As all engineers are required to know principles of calculus, so chiropractic biomechanical specialists need to know kinematics.
Contrarily, in the weight bearing position, this F-A joint becomes part of a closed kinematic system when the joints of the foot pronate, causing mandatory internal rotation of the knee and the hip. Another example of a closed kinematic system is the vertebral column, either weight bearing or non-weight bearing. Torsion on the "Y" axis of the head will cause rotation from the atlas (1st cervical) to the fifth lumbar. This is a mandatory response, although not always normal.
Two closed systems may interact not withstanding that biomechanical faults may exist in one or both systems. An example is a mandatory response of the lower extremity initiated by weight bearing pronation which will cause the femoral head to internally rotate. This will interact, although not mandatorily, with the pelvolumbar system creating anterior pelvic rotation and an increase in Ferguson's lumbosacral angle, a condition with which we are very familiar.
More than 4,000 references in chiropractic research archives collection (CRAC) have a bearing on chiropractic thought, yet only two articles deal with kinematics of the foot. One paper was written on rigid foot orthotics and the other by Dr. John Triano on heel lifts.
In the course of an average day each foot has a collision with the ground approximately 10,000 times. Every time heel strike occurs while walking or running, the body must absorb between one and ten times its weight. This calculates to be about five million pounds of shock which must be efficiently absorbed by the foot and leg each day. The body's major shock absorbing system is the pronation of the subtalar joint (STJ) causing the talus to adduct and plantar flex. This causes the ankle mortise to be lowered to the ground during heel strike. The drop in ankle height directly affects shock absorption by acting as a cushion the moment heel strike occurs. In order for the knee to flex, the tibia must rotate faster and farther then the femur. At heel strike, the calcaneus is rapidly causing plantar flexion and adduction of the talus. The motion unlocks the midtarsal joints (calcaneal-cuboid) on the lateral aspect and the talonavicular on the medial arch. Immediately following this first phase of gait, the talus begins to change direction like a car shifting gears, and it moves from adduction toward abduction and supination. At this point the mid-tarsal arch, which was unlocked and mobile, becomes locked, rigid and stable. This is the second phase ending at mid-stance and full weight bearing. The third phase through the fourth, which is propulsion and push off, the subtalar joint is supinated and the mid-tarsal joints locked and stable. Throughout propulsion, the body weight is transferred from the lateral forefoot to the medial. Weight is completely relieved from the fifth metatarsal head and transferred to the first through the third metatarsal head. The above scenario is one example of a closed kinematic system.

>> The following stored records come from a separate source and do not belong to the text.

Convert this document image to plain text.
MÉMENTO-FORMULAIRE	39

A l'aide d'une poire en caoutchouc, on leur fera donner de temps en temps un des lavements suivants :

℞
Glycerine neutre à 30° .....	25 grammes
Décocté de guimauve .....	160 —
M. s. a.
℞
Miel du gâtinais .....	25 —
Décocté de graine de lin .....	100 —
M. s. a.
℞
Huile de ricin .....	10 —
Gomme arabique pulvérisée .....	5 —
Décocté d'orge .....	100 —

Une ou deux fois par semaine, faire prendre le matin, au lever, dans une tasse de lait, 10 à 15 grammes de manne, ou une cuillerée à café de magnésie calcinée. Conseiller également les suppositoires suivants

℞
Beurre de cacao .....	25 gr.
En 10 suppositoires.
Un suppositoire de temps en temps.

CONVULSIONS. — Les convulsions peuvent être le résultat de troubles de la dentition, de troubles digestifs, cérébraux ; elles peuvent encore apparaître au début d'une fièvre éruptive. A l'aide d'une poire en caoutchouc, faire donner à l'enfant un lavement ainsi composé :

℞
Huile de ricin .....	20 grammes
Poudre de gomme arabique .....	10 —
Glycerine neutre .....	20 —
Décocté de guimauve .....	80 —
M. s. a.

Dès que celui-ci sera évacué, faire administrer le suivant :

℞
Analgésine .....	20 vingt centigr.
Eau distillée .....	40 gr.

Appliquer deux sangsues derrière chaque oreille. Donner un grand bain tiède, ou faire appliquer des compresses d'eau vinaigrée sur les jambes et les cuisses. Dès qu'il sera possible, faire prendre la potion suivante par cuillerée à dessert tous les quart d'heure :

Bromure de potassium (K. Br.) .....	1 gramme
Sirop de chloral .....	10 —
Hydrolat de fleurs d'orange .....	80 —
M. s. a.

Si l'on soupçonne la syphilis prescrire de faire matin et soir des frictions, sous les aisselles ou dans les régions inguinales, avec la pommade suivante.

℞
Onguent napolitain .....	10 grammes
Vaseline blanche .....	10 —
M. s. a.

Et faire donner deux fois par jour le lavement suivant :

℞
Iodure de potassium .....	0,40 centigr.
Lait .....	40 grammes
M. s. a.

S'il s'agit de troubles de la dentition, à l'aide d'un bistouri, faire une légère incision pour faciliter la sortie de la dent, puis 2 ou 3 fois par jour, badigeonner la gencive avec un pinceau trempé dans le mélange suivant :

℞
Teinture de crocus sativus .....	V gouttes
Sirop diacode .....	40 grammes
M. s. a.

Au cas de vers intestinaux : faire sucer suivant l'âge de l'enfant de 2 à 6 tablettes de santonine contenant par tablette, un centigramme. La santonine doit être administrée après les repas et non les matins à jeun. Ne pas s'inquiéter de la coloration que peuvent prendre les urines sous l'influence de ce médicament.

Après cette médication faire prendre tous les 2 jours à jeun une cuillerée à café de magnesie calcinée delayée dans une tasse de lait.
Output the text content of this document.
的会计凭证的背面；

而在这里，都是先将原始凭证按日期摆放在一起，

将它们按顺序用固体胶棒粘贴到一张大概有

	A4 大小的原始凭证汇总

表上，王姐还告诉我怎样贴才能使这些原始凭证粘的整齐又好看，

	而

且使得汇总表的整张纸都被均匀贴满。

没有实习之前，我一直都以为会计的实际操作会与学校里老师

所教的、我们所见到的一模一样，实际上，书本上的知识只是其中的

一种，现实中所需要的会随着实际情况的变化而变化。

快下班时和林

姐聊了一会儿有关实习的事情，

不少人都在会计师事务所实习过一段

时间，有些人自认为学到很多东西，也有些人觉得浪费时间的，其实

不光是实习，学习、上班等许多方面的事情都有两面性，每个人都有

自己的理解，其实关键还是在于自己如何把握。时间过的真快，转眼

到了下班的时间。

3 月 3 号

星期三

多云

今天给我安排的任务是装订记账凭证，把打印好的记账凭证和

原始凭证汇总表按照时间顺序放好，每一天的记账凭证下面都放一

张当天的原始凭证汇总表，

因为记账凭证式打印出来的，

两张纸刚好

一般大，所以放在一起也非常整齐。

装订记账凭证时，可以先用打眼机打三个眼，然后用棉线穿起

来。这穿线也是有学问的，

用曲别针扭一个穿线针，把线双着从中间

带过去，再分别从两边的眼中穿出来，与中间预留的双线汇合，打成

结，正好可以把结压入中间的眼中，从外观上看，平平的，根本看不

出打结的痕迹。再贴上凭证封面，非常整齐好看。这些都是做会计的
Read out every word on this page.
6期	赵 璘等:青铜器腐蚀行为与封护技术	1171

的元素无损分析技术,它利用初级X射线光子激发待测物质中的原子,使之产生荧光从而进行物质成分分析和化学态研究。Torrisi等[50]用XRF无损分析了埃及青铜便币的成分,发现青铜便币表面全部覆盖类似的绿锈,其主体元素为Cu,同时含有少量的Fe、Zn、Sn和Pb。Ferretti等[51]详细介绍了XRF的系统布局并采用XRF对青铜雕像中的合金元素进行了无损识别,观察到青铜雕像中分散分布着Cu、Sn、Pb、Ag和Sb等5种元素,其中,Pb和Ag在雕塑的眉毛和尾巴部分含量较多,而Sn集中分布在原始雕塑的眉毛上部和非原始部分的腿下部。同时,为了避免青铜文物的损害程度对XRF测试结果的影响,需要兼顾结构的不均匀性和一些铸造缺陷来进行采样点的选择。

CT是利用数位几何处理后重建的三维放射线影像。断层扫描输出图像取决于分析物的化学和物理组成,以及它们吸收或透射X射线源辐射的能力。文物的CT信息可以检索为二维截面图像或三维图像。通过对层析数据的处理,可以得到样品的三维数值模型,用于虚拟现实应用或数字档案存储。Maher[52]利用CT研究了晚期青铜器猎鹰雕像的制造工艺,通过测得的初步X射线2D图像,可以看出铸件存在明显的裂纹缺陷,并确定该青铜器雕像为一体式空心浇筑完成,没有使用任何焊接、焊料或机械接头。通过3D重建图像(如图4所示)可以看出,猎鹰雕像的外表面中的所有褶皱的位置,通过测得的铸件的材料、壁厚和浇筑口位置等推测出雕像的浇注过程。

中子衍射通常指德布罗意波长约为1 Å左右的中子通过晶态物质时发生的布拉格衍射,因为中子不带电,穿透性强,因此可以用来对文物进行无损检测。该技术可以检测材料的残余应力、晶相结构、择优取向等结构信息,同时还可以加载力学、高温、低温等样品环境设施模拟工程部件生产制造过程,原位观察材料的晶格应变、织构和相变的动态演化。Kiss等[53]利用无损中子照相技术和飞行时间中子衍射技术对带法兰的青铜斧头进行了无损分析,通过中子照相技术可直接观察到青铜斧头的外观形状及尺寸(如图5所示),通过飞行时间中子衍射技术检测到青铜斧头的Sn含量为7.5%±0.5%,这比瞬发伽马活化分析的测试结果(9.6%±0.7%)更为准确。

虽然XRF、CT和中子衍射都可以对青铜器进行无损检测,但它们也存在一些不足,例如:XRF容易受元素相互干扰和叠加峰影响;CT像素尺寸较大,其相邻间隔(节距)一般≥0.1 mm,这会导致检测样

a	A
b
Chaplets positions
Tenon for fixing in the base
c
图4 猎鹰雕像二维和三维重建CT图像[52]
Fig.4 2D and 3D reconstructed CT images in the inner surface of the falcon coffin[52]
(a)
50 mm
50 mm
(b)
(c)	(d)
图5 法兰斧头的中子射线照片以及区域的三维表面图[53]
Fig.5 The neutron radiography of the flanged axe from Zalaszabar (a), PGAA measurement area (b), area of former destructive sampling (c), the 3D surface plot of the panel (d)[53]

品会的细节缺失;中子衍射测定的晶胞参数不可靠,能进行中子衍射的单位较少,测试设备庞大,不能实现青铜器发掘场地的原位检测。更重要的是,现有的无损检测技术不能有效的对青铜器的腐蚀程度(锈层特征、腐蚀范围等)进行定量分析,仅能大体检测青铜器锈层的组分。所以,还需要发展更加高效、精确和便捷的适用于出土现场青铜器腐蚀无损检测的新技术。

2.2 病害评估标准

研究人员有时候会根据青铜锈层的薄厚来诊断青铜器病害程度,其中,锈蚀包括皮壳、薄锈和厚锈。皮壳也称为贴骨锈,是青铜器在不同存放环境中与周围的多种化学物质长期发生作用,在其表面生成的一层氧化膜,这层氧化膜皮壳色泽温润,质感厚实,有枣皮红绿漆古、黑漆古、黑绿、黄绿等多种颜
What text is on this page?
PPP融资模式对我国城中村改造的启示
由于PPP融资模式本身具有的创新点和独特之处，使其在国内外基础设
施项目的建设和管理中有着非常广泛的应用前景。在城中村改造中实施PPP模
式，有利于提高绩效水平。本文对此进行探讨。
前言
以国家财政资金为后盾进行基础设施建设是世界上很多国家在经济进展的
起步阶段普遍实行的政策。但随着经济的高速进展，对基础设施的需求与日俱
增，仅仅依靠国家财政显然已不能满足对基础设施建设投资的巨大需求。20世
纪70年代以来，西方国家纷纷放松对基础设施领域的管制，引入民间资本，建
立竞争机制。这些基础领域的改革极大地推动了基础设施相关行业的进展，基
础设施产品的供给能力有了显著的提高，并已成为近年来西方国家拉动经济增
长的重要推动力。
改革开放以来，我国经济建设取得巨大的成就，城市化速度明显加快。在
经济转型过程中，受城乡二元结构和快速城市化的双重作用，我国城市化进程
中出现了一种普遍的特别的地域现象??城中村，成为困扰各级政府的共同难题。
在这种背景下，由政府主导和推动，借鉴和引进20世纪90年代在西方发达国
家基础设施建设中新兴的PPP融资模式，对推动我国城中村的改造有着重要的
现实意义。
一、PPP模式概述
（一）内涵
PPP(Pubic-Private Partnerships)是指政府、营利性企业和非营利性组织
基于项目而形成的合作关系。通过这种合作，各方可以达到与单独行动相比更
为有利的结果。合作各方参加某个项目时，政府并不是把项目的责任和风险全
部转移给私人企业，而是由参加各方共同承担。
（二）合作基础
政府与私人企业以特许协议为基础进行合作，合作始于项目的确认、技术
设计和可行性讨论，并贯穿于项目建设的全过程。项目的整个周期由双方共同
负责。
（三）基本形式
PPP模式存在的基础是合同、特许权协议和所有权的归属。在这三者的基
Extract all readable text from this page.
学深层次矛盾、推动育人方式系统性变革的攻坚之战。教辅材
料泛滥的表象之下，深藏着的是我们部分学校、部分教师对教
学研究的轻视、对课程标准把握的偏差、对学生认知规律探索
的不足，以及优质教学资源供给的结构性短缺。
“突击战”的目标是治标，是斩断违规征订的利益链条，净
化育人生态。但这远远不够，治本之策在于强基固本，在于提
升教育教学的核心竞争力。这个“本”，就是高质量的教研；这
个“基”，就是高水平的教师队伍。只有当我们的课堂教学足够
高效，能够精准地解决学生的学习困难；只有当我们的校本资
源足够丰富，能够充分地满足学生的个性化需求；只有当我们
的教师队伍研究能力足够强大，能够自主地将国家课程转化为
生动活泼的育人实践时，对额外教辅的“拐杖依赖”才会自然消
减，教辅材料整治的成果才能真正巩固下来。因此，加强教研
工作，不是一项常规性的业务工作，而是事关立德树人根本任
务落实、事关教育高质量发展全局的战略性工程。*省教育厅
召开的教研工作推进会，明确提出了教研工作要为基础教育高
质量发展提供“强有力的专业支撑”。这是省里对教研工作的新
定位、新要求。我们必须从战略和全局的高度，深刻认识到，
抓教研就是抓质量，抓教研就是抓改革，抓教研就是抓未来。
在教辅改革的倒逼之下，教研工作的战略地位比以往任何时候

The goal of foothotic therapy is to minimize the destructive forces associated with abnormal foot function. This is accomplished by fabricating a device which can precisely control and accommodate the angular relationships of the bones and joints of the foot and ankle. Just as a concave lens is used to control and accommodate light rays in a myopic eye (eye-thotic), so is a precision-fitted foothotic used to control proper foot mechanics. We should remember the foot is three dimensional and store-bought shoes are two dimensional. "All" shoes would better serve the human foot if a precision adapter were inserted. Now we have created a three dimensional fit for a three dimensional foot. This really does make good sense when you think about it. By what authority is it decreed that store-bought shoes are properly adapted to each human foot? Research has strongly supported the premise that shoes are a manufacturer's best guess, and often are a maladaptive device. Until modified by a precision-fitted adapter, it cannot be assumed that any shoe correctly fits the human foot.